In the build-up to the elections, the ANC’s list conference proved that though Ramaphosa led the party, those opposed to him, and former president Jacob Zuma’s supporters, still had a big influence.

Former ministers Malusi Gigaba, Bathabile Dlamini, Bongani Bongo, Nomvula Mokonyane, Sifiso Buthelezi and Joe Maswanganyi made it back to the party’s parliamentary list.

Gigaba, Dlamini and Mokonyane resigned, but others stayed on, with Bongo chairing the home affairs portfolio committee.

Others, such as Lindiwe Zulu, former ANCYL secretary Njabulo Nzuza, David Mahlobo and Phumulo Masualle made returns as ministers and deputy ministers.

Post-election bickering surrounded the implementation of the ANC 2017 resolutions, with the biggest fight being around the nationalisation of the Reserve Bank.


The election results saw what some commentators dubbed “the implosion” of the DA amid the resignation of Maimane, chairperson Athol Trollip and former Johannesburg mayor Herman Mashaba.

After the elections, party leadership put on a united front, saying it would take collective responsibility for the result.

The DA failed to deliver its main goal of reducing the ANC to less than 50% in Gauteng and govern through a coalition.

The poor election result was long coming as the party had been engaged in an ideological fight over its stand on race, BEE and the introduction of a diversity clause.

Long-serving chairperson of the federal council James Selfe was the first leader to resign, after a meeting that resolved to institute a review of the party.

The review, led by former leader Tony Leon and Ryan Coetzee, recommended that Maimane resign and that the party review its relationship with the EFF in Tshwane and Johannesburg.

But it was the election of former party leader Helen Zille as Selfe’s successor that led to Mashaba’s resignation.

Maimane resigned under pressure from party insiders after numerous revelations about his use of a house, paid for by a Durban businessman, and the use of a car donated by disgraced former Steinhoff CEO Markus Jooste.

Maimane has since joined Mashaba, who is working on a platform, The People's Dialogue, to engage citizens.
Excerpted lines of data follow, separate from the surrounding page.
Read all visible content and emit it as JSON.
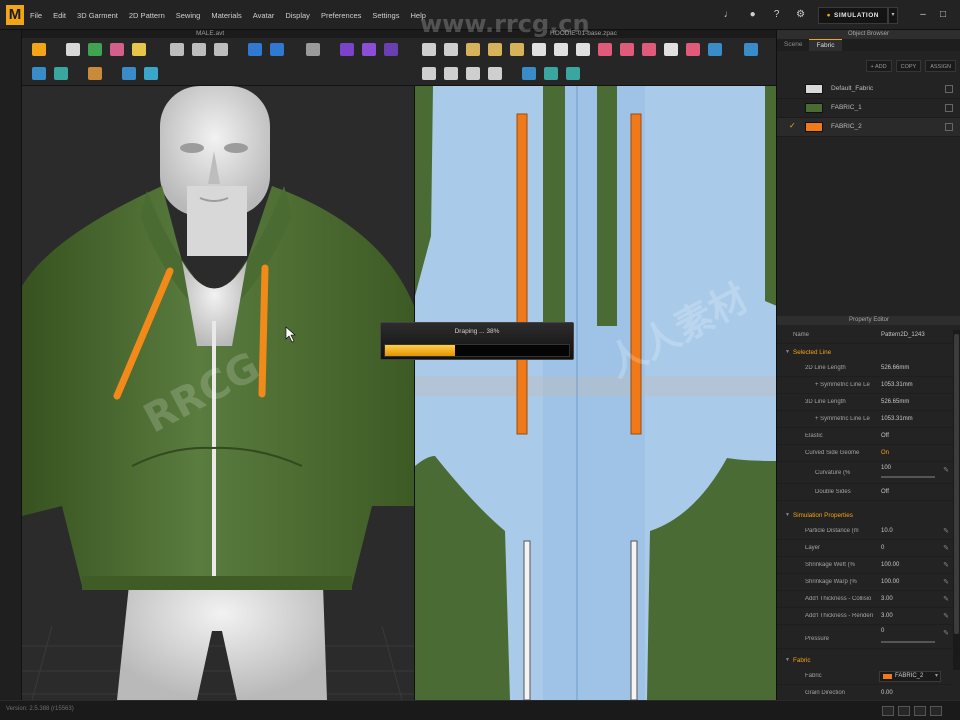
{
  "app": {
    "logo": "M",
    "menu": [
      "File",
      "Edit",
      "3D Garment",
      "2D Pattern",
      "Sewing",
      "Materials",
      "Avatar",
      "Display",
      "Preferences",
      "Settings",
      "Help"
    ],
    "simulation_label": "SIMULATION"
  },
  "viewport3d": {
    "title": "MALE.avt"
  },
  "viewport2d": {
    "title": "HOODIE-01-base.zpac"
  },
  "progress": {
    "label": "Draping ... 38%",
    "value": 0.38
  },
  "object_browser": {
    "title": "Object Browser",
    "tabs": [
      "Scene",
      "Fabric"
    ],
    "active_tab": "Fabric",
    "actions": [
      "+ ADD",
      "COPY",
      "ASSIGN"
    ],
    "fabrics": [
      {
        "name": "Default_Fabric",
        "color": "#d9d9d9",
        "selected": false
      },
      {
        "name": "FABRIC_1",
        "color": "#4b6b34",
        "selected": false
      },
      {
        "name": "FABRIC_2",
        "color": "#f07a1a",
        "selected": true
      }
    ]
  },
  "property_editor": {
    "title": "Property Editor",
    "name_label": "Name",
    "name_value": "Pattern2D_1243",
    "selected_line": {
      "section": "Selected Line",
      "rows": [
        {
          "label": "2D Line Length",
          "value": "526.66mm"
        },
        {
          "label": "+ Symmetric Line Le",
          "value": "1053.31mm"
        },
        {
          "label": "3D Line Length",
          "value": "526.65mm"
        },
        {
          "label": "+ Symmetric Line Le",
          "value": "1053.31mm"
        },
        {
          "label": "Elastic",
          "value": "Off"
        },
        {
          "label": "Curved Side Geome",
          "value": "On"
        },
        {
          "label": "Curvature (%",
          "value": "100"
        },
        {
          "label": "Double Sides",
          "value": "Off"
        }
      ]
    },
    "simulation": {
      "section": "Simulation Properties",
      "rows": [
        {
          "label": "Particle Distance (m",
          "value": "10.0"
        },
        {
          "label": "Layer",
          "value": "0"
        },
        {
          "label": "Shrinkage Weft (%",
          "value": "100.00"
        },
        {
          "label": "Shrinkage Warp (%",
          "value": "100.00"
        },
        {
          "label": "Add'l Thickness - Collisio",
          "value": "3.00"
        },
        {
          "label": "Add'l Thickness - Renderi",
          "value": "3.00"
        },
        {
          "label": "Pressure",
          "value": "0"
        }
      ]
    },
    "fabric": {
      "section": "Fabric",
      "rows": [
        {
          "label": "Fabric",
          "value": "FABRIC_2"
        },
        {
          "label": "Grain Direction",
          "value": "0.00"
        }
      ]
    }
  },
  "status": {
    "version": "Version: 2.5.388    (r15563)"
  },
  "watermarks": [
    "RRCG",
    "人人素材",
    "www.rrcg.cn"
  ],
  "colors": {
    "accent": "#f2a516",
    "garment": "#4b6b34",
    "drawcord": "#f07a1a",
    "pattern_bg": "#9fc3e6"
  }
}
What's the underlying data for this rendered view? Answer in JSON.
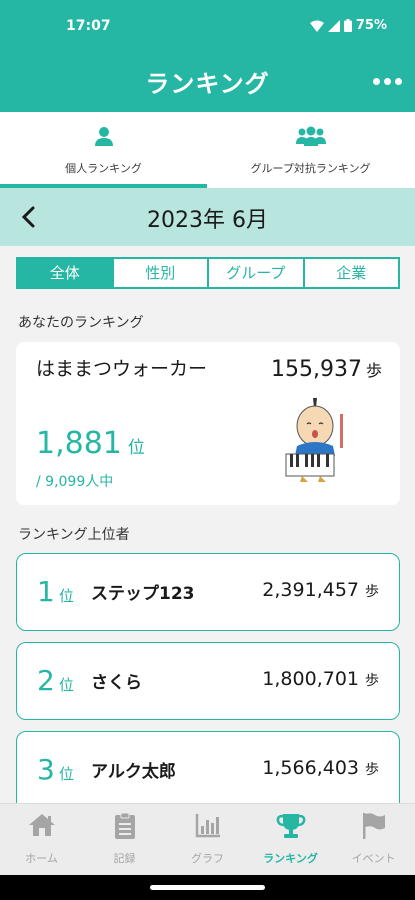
{
  "status": {
    "time": "17:07",
    "battery": "75%"
  },
  "app": {
    "title": "ランキング"
  },
  "tabs": [
    {
      "label": "個人ランキング",
      "icon": "person-icon"
    },
    {
      "label": "グループ対抗ランキング",
      "icon": "group-icon"
    }
  ],
  "month": {
    "label": "2023年 6月"
  },
  "filters": [
    "全体",
    "性別",
    "グループ",
    "企業"
  ],
  "my_ranking": {
    "section_title": "あなたのランキング",
    "name": "はままつウォーカー",
    "steps": "155,937",
    "steps_unit": "歩",
    "rank": "1,881",
    "rank_unit": "位",
    "total": "/ 9,099人中"
  },
  "top_section_title": "ランキング上位者",
  "top_rankers": [
    {
      "rank": "1",
      "rank_unit": "位",
      "name": "ステップ123",
      "steps": "2,391,457",
      "steps_unit": "歩"
    },
    {
      "rank": "2",
      "rank_unit": "位",
      "name": "さくら",
      "steps": "1,800,701",
      "steps_unit": "歩"
    },
    {
      "rank": "3",
      "rank_unit": "位",
      "name": "アルク太郎",
      "steps": "1,566,403",
      "steps_unit": "歩"
    }
  ],
  "bottom_nav": [
    {
      "label": "ホーム",
      "icon": "home-icon"
    },
    {
      "label": "記録",
      "icon": "clipboard-icon"
    },
    {
      "label": "グラフ",
      "icon": "bar-chart-icon"
    },
    {
      "label": "ランキング",
      "icon": "trophy-icon",
      "active": true
    },
    {
      "label": "イベント",
      "icon": "flag-icon"
    }
  ],
  "colors": {
    "accent": "#26b6a4",
    "month_bar": "#b9e5df",
    "inactive": "#a5a5a5"
  }
}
A number of commentators believe Mashaba’s project is a precursor to a new political party.

Though Trollip resigned from his job, he remains an active DA member. He was replaced by Ivan Meyer.

Former chief whip John Steenhuisen has since taken over from Maimane. 
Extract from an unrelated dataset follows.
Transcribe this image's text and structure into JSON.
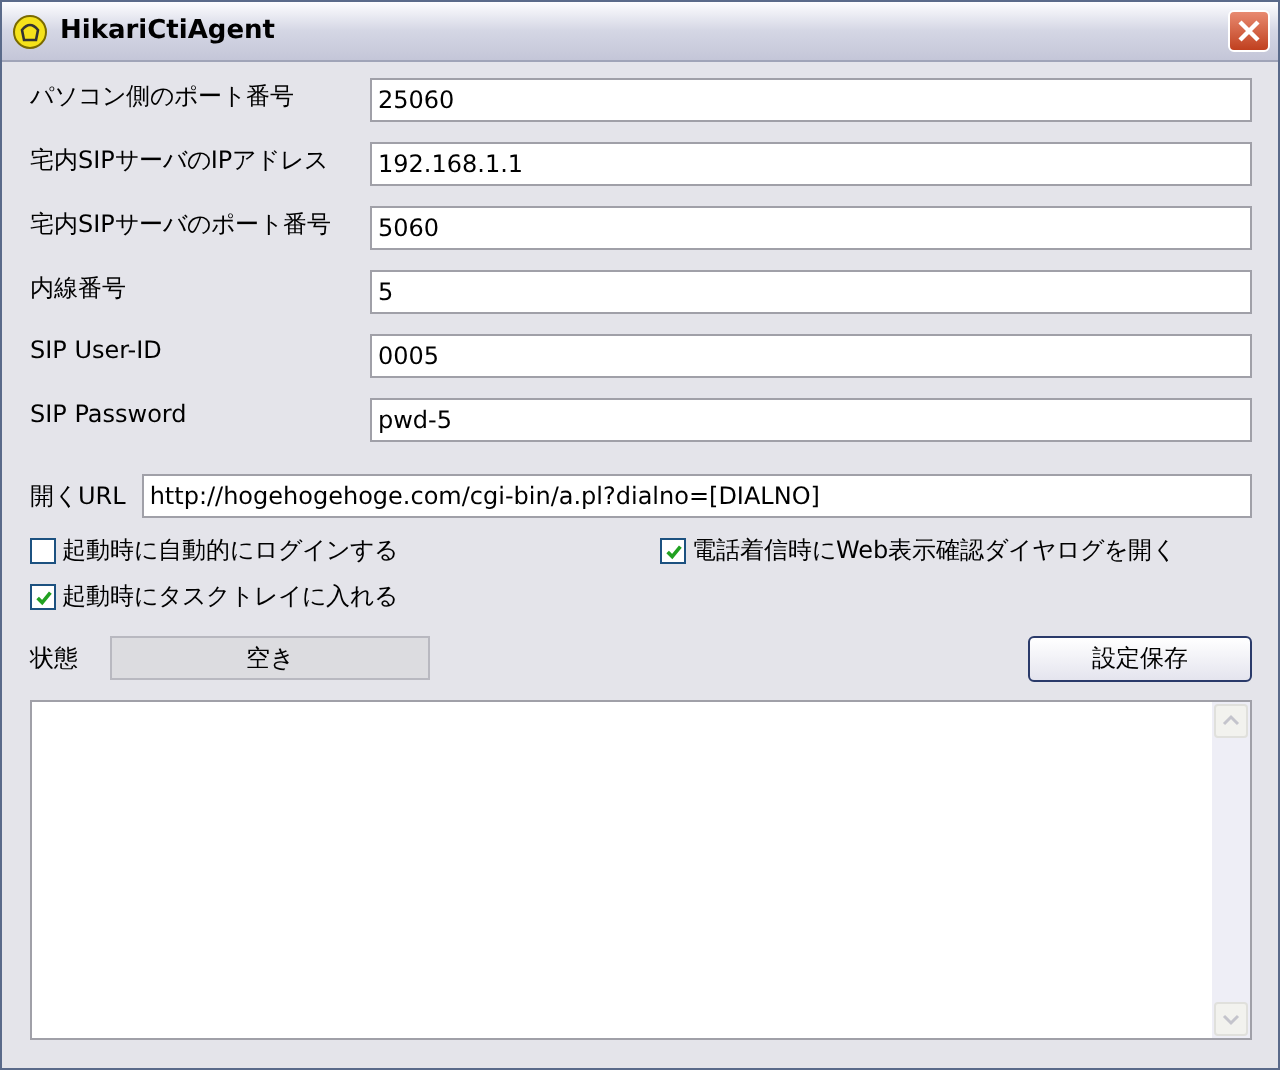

The political developments in the DA have seen it lose its governance of Johannesburg, after its coalition partners the IFP and Cope ditched the party for the ANC.

In Tshwane, the party is kept in power by a court order which halted council resolutions to remove speaker Katlego Mathebe and mayor Stevens Makgalapa. Makgalapa is also under fire from his party after a leaked “sex recording”, purportedly between him and former Tshwane MMC for roads and transport.


Julius Malema’s party was the biggest winner at the elections. It increased its support from 6% in 2014 to more than 10% this year.

But the turmoil in the three biggest metros — Nelson Mandela Bay, Johannesburg and Tshwane — may see it lose some influence.

In Johannesburg, the EFF was outplayed by the ANC after it tried to dictate to the party on its mayoral candidate. The EFF was opposed to Geoff Makhubo taking over as mayor. It fielded its own candidate, but lost. The party had been a king maker in the municipality and had a good working relationship with the DA's Mashaba.

In Tshwane, it is still unclear if the EFF will have any influence, as the ANC is reportedly refusing to give it a chance to help form a government.

Internally, Dali Mpofu was recently voted out of the party's top leadership.

He and Gauteng leader Mandisa Mashego were the only ones to run against a strong “Matorokisi” faction that supported Malema. Both lost. Mpofu stood against Floyd Shivambu, a long-time Malema ally, while Mashego contested Veronica Mente for the position of national chairperson.

The party now has three new faces in its top-six leadership. Mente replaced Mpofu, Marshal Dlamini replaced Godrich Gardee as secretary-general and Omphile Maotwe took over from Leigh-Ann Mathys as treasurer-general.